Der PDS warf er vor, mit ihrer Kampagne gegen Hartz IV den Rechtsradikalen in die Hände zu spielen. Mecklenburg-Vorpommerns PDS-Arbeitsminister Helmut Holter wies die Vorwürfe zurück. Hartz IV sei ungerecht und der tiefste soziale Einschnitt seit Bestehen der Bundesrepublik. Da müsse die PDS deutlich sagen, was sie davon hält, sagte Holter im Norddeutschen Rundfunk. Dass am rechten Rand Trittbrettfahrer aufträten, "damit muss man leben. Das hat aber nicht die PDS verursacht".
Unterdessen hat der Leipziger Pfarrer Christian Führer die Kritik von Clement zurückgewiesen. Der Organisator der Leipziger Friedensgebete, die 1989 den Sturz des SED-Regimes einleiteten, sagte der "Mittelbayerischen Zeitung" (Samstagausgabe): "Ich wundere mich, wenn hochrangige Politiker derart gegen Demonstrationen zu Felde ziehen. Demonstrationen sind ein legitimes politisches Mittel in einer Demokratie."
Die Unterstellung, man setze die DDR mit der Bundesrepublik gleich, sei völlig abwegig, sagte er. Das Motto "Ihr könnt gegen die Kommunisten demonstrieren, aber jetzt haltet die Klappe" funktioniere in der Demokratie nicht. In Leipzig werde es weiterhin Friedensgebete und Demonstrationen für soziale Gerechtigkeit geben, betonte er.
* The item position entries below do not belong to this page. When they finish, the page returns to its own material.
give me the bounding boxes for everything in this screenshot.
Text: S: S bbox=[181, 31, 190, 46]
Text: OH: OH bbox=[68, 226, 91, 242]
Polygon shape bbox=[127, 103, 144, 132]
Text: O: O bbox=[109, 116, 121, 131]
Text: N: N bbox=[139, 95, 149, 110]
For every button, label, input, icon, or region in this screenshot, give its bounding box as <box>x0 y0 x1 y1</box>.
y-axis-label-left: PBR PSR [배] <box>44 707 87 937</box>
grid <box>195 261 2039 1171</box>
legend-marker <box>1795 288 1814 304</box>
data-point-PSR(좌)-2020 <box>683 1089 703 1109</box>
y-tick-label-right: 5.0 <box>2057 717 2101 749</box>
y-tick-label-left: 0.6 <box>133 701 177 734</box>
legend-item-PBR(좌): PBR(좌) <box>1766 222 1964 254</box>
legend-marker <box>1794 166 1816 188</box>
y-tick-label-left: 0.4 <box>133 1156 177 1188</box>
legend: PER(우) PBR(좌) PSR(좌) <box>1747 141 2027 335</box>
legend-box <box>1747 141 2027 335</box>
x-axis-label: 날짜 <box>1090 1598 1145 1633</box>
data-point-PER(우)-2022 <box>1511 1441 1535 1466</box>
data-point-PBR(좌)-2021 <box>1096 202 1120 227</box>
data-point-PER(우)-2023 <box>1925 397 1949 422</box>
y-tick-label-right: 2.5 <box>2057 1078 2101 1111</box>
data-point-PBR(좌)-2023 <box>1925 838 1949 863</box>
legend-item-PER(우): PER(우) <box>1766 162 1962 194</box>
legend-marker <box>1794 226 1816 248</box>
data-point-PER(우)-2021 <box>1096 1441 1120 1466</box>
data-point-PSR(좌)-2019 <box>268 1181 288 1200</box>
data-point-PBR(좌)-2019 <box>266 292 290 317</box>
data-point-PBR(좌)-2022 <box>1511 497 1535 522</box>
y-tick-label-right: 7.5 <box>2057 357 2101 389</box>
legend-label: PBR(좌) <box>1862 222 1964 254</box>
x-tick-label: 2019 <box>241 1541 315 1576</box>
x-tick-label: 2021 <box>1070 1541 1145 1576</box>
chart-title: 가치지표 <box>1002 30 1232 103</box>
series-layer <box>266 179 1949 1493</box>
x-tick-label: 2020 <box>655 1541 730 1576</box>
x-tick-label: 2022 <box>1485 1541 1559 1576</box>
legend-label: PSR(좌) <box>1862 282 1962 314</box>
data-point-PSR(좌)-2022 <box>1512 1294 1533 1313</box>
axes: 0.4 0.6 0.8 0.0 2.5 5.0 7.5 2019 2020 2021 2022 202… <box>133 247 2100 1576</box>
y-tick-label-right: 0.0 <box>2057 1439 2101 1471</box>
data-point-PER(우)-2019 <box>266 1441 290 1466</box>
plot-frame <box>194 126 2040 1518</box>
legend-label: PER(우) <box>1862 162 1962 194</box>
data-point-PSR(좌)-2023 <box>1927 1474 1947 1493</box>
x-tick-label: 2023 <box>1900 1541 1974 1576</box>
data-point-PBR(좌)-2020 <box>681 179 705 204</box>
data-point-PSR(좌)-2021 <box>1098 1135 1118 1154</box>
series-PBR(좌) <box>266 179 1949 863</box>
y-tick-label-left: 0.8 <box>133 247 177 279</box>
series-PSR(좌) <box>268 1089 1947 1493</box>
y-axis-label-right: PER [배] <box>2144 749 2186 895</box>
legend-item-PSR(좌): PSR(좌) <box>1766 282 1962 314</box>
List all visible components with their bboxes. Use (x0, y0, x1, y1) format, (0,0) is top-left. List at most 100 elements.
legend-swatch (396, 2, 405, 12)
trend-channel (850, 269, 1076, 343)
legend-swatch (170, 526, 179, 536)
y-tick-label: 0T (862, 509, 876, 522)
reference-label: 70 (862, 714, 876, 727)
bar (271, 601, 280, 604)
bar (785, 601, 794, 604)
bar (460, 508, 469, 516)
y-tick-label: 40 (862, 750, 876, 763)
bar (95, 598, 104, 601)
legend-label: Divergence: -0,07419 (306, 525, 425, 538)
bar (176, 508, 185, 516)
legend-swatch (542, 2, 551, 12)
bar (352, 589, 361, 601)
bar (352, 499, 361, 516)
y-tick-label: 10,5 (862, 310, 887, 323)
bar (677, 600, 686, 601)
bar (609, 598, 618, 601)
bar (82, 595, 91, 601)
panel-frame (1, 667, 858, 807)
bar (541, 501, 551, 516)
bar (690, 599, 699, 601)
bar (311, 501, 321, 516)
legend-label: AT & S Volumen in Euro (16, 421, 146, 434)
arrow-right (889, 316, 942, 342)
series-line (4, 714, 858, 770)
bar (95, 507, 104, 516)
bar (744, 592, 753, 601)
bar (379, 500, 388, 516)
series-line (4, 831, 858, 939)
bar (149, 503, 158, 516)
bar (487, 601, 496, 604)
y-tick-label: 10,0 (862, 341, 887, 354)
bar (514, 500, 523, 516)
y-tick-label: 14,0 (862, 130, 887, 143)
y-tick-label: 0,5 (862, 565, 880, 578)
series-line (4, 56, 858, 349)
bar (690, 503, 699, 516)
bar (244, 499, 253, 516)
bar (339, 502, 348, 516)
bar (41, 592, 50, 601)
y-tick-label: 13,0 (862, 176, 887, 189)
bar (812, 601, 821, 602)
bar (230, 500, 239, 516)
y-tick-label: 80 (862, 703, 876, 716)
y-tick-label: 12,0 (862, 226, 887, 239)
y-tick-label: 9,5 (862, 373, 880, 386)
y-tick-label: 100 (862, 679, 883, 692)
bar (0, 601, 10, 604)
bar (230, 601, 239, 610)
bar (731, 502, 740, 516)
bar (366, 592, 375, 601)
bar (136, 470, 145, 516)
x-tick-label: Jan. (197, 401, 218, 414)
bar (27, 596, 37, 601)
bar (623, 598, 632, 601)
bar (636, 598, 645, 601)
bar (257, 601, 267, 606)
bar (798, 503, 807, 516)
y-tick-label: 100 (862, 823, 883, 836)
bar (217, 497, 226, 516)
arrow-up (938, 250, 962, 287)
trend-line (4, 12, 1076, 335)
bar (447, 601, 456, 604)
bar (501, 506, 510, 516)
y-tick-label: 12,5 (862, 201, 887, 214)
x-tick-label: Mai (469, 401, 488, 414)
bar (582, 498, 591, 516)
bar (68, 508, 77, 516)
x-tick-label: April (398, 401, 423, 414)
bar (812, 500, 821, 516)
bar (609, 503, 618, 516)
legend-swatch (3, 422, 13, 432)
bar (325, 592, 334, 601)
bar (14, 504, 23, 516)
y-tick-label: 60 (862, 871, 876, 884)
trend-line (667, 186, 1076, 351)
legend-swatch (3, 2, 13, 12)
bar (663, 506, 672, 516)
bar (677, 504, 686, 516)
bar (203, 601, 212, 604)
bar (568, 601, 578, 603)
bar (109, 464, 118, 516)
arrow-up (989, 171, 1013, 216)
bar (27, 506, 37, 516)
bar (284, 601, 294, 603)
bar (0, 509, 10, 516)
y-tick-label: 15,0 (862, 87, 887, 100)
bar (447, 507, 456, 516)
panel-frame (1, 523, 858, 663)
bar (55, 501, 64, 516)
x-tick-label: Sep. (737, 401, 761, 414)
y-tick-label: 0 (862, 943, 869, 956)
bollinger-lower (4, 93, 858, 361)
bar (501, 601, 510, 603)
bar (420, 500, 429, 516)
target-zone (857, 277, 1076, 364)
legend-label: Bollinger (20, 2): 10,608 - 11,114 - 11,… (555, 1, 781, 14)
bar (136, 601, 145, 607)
Debatte um Auszahlungstermin
Neben dem Streit um Sinn, Zweck und die Bedeutung der Protestmärsche gegen die die Reformpolitik der Bundesregierung ist inzwischen auch eine Debatte um den Auszahlungstermin des neuen Arbeitslosengeldes entbrannt: Bundeswirtschaftsminister Clement will bisherigen Beziehern der Arbeitslosenhilfe erst im Februar 2005 erstmals das ALG II zubilligen. Sie erhalten im Gegensatz zu Sozialhilfeempfängern Ende Dezember letztmalig die alte Unterstützung. Der grüne Bundesumweltminister Jürgen Trittin forderte hingegen, es dürfe für die Empfänger keine Lücke entstehen. Trittin: "Niemand kann mit einem Satz zwei Monatsmieten, also von Dezember und Januar bezahlen." SPD-Vorstandsmitglied Niels Annen bemängelte, das lange Beharren von Clement auf einer ersten Auszahlung im Februar sei "ein abenteuerlicher Kurs".
Brandenburgs Ministerpräsident Matthias Platzeck (SPD) unterstrich: "Es muss im Jahr 2005 zwölf Zahlungstermine geben. Alles andere ist nicht hinnehmbar." Eine Entscheidung soll nach Angaben der Bundesregierung Anfang September bei einer Kabinettsklausur fallen.
Änderungen am Auszahlungstermin hat bereits SPD-Chef Franz Müntefering angedeutet. Dies geht vielen Sozialdemokraten aber offenbar nicht weit genug. Laut einem SPIEGEL-Bericht schrieb der SPD-Arbeitsmarktexperte Klaus Brandner an Clement, dass die Härtefall-Regelungen für die Anrechnung von Vermögen und Immobilien präzisiert und die Zuverdienstmöglichkeiten für Langzeitarbeitslose verbessert werden sollten. Sachsens SPD-Fraktionschef Thomas Jurk forderte, Datschen bei Hartz IV nicht zum Vermögen zu rechnen.
Arbeitgeberpräsident Dieter Hundt forderte die Bundesregierung indes auf, am ursprünglich geplanten Auszahlungstermin festzuhalten. "Ich unterstütze die Position von Wirtschaftsminister Clement hinsichtlich des Auszahlungstermins nachdrücklich", sagte Hundt der "Stuttgarter Zeitung".